Doktorun eşi ikinci kadınla evlenince..
Cerrahpaşa Tıp Fakültesinden mezun olduktan sonra Türkiye’de doktorluk yaparak Türk vatandaşı olan Somalili H.A.A, Somali kanunlarına göre evlendiği eşinin ülkesinde ikinci bir kadınla evlenmesi üzerine Türk Medeni Kanunu’na göre boşanmak için hukuk mücadelesi başlattı.
Küçükçekmece Aile Mahkemesi’ndeki dava dosyasına göre, Somali vatandaşı H.A.A, 2006 yılında okumak için geldiği Türkiye’de Cerrahpaşa Tıp Fakültesini bitirip doktor oldu.
Genç kadın, 2011 yılında öğrenciyken İstanbul’da tanıştığı, kendisi gibi Somali vatandaşı olan H.O.S.M ile 2013 yılında Somali kanunlarına göre evlendi. Çiftin 2014 ve 2016 yıllarında Türkiye’de 2 çocukları dünyaya geldi.
Geçen sürede kocasıyla anlaşmazlık yaşayan H.A.A, Somali’ye taşınan eşinin kendisi ve çocuklarını ihmal ettiğini, son olarak da Somali’de bir başka kadınla evlendiğini, eşinin onayı olmadığı için çocuklarını okula bile kaydedemediğini belirterek, Küçükçekmece Aile Mahkemesine başvurdu.

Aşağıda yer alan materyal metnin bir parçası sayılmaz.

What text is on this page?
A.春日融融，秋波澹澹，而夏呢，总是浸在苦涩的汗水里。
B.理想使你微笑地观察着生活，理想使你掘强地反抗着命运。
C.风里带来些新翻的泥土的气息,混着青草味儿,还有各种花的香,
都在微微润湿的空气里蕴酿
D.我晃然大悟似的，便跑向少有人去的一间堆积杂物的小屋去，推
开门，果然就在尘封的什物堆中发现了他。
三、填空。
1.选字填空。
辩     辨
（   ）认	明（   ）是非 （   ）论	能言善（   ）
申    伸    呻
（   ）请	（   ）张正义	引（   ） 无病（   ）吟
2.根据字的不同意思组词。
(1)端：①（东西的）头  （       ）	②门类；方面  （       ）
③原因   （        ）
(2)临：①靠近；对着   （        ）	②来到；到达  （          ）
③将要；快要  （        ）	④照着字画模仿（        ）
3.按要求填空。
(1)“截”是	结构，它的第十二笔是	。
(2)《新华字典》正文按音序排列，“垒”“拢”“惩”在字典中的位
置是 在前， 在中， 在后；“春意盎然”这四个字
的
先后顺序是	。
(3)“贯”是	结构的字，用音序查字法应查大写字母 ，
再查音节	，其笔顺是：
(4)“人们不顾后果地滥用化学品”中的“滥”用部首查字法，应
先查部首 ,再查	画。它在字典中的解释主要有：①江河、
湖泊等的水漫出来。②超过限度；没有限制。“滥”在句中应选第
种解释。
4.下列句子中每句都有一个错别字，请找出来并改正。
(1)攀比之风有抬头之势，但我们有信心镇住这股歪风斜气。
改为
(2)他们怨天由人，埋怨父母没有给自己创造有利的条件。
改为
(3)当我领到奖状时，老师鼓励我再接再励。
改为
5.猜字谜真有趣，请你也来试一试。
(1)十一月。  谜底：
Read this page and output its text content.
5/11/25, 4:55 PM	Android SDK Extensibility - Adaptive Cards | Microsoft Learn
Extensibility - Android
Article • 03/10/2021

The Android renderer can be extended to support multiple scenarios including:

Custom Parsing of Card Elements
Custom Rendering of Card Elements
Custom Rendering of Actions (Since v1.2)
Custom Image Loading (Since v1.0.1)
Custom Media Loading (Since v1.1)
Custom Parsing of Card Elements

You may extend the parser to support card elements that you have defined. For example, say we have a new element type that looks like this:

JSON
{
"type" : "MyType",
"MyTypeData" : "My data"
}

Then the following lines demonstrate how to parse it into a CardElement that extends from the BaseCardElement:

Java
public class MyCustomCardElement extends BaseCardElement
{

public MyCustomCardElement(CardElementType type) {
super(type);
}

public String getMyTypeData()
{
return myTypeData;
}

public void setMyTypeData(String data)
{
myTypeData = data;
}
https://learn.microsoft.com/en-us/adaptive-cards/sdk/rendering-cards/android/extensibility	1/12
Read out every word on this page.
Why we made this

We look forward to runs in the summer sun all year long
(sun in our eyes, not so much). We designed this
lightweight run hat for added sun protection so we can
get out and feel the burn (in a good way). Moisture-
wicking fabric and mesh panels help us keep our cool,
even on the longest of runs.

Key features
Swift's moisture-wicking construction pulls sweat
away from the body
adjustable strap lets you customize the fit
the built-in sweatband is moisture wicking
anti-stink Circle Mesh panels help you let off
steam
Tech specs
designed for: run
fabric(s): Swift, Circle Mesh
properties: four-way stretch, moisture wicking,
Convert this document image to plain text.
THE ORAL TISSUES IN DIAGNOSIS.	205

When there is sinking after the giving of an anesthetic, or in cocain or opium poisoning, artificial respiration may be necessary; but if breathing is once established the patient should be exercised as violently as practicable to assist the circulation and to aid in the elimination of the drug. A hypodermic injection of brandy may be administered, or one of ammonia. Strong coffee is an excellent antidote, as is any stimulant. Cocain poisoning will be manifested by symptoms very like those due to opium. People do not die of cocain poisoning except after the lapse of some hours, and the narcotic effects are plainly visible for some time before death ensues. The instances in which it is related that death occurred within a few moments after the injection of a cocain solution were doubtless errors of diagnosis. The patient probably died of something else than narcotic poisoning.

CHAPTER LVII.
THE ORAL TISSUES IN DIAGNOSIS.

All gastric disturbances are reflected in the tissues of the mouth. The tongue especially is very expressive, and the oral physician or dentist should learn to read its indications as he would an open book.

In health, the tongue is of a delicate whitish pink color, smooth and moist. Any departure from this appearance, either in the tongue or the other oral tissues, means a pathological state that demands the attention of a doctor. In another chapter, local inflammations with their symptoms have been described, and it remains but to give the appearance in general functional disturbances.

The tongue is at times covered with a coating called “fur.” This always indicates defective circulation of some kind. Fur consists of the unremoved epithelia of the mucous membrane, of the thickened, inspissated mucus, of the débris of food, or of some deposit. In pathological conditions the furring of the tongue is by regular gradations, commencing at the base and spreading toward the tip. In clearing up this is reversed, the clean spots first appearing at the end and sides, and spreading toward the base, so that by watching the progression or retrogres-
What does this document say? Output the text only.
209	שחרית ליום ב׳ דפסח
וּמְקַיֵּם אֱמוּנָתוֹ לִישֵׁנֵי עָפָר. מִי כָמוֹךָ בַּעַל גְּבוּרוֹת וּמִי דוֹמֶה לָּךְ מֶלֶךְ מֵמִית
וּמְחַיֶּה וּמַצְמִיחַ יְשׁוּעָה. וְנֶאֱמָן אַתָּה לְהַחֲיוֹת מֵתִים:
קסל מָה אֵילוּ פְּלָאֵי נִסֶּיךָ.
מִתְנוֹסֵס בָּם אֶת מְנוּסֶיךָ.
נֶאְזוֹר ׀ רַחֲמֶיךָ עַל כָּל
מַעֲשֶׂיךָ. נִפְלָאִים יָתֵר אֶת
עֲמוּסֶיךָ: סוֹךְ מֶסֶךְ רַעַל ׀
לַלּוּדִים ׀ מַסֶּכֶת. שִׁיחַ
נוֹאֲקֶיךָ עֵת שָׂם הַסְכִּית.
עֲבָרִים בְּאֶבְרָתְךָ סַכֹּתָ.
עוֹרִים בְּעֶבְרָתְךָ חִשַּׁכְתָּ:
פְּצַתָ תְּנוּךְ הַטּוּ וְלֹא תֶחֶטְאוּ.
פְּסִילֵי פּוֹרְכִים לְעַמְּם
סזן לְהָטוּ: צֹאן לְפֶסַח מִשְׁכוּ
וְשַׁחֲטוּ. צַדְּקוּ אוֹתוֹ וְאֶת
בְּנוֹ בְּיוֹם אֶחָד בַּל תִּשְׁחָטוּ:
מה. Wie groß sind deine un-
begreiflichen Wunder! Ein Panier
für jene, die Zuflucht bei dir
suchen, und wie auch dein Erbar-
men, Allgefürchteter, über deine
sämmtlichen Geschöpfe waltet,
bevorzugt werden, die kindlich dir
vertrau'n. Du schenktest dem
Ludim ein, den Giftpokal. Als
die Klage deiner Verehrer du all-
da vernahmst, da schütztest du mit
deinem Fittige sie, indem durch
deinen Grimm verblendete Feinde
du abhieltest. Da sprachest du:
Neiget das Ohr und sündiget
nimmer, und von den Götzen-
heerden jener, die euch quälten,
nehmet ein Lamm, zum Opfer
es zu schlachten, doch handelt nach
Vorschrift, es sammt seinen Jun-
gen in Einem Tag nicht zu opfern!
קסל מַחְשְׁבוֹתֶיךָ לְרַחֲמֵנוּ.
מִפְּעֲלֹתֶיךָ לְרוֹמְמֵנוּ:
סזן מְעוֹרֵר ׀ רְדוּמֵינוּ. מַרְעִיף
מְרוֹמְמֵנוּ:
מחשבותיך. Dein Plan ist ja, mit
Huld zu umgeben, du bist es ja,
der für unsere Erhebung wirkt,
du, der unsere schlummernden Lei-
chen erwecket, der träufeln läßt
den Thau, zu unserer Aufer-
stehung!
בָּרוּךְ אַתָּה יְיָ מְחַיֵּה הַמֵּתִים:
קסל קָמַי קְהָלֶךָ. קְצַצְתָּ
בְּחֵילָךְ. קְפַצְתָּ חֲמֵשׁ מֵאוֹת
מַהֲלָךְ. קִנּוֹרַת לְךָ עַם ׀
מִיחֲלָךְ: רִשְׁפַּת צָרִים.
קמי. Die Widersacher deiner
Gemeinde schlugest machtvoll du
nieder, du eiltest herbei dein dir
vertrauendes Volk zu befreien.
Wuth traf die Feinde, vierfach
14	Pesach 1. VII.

İKİ ÜLKE ARASINDA ADLİ YARDIM SÖZLEŞMESİ YOK
Mahkeme, tarafların Somali vatandaşı olduğundan boşanma davasında, Somali hukukunun uygulanması gerektiğini ancak bu ülke ile Türkiye arasında adli yardımlaşmaya ilişkin bir sözleşme bulunmadığı için Milletlerarası Özel Hukuk ve Usul Hukuku Hakkında Kanununa göre, Adalet Bakanlığı Uluslararası Hukuk ve Dış İlişkiler Müdürlüğü aracılığıyla Somali’ye ait mevzuat aslının istenmesine karar verdi.
H.A.A.’nın avukatı mahkemeye sunduğu dilekçede, yabancı olan eşlerin Türkiye’de açtığı boşanma davalarında, çiftin vatandaşı olduğu ülkenin kanunlarına göre karar verildiğini ancak konu ile ilgili yabancı hukukta karşılığı bulunamayan veya içeriği belirlenemeyen durumlarda Türk yasalarının uygulanması gerektiğini savundu.
Avukatın dilekçesinde, Somali Federal Cumhuriyeti hukukuna göre erkeğin kadını sözlü olarak tek taraflı boşayabileceğine vurgu yapıldı.
Yargıtay kararı ve milletlerarası hukuktan örnekler verilen dilekçede, “Taraflar Somali vatandaşı olmaları sebebi ile açılan davada Somali hukukunun uygulanması gerekmekte ise de Somali’de geçerli olan hukukun uygulanması özellikle kadın hakları, çocukların korunması ve benzeri bir çok konuda kamu düzenimize aykırılıklar oluşturacak olması sebebi ile Türk Medeni Hukukunun uygulanması gerekmektedir.” ifadesine yer verildi.
Dilekçede, Milletlerarası Özel Hukuk ve Usul Hukuku Hakkında Kanununa göre, geçici tedbir taleplerinde de Türk hukukunun uygulanması gerektiği aktarıldı.
Davacı avukatının talebini kabul eden mahkeme, Somali makamlarıyla yazışmaya gerek görmeden Türk Medeni Kanununa göre, öncelikle çocukların velayet haklarını tedbiren davacı anneye verip çocuklar için de tedbir nafakası takdir etti.
MEDENİ KANUN UYGULANDI
Dava devam ederken, 16 yıldır Türkiye’de yaşayan H.A.A, Türk vatandaşlığına hak kazandı.
Mahkeme, H.A.A’nın artık Türkiye Cumhuriyeti vatandaşı olması nedeniyle de hakkında Türk hukukunun uygulanmasını isteyebileceğini bildirdi.
Bunun üzerine yeniden bir dilekçeyle başvuruda bulunan H.A.A, Türk vatandaşlığına “bekar” olarak kabul edildiğini belirterek davanın “nafaka” ve “velayet” davası olarak sürmesini talep etti.
Dosyayı karara bağlayan mahkeme çocukların velayetini sürekli olarak anneye verirken, Somalili babanın da çocukları için aylık 2 bin 500’er lira iştirak nafakası ödemesine hükmetti.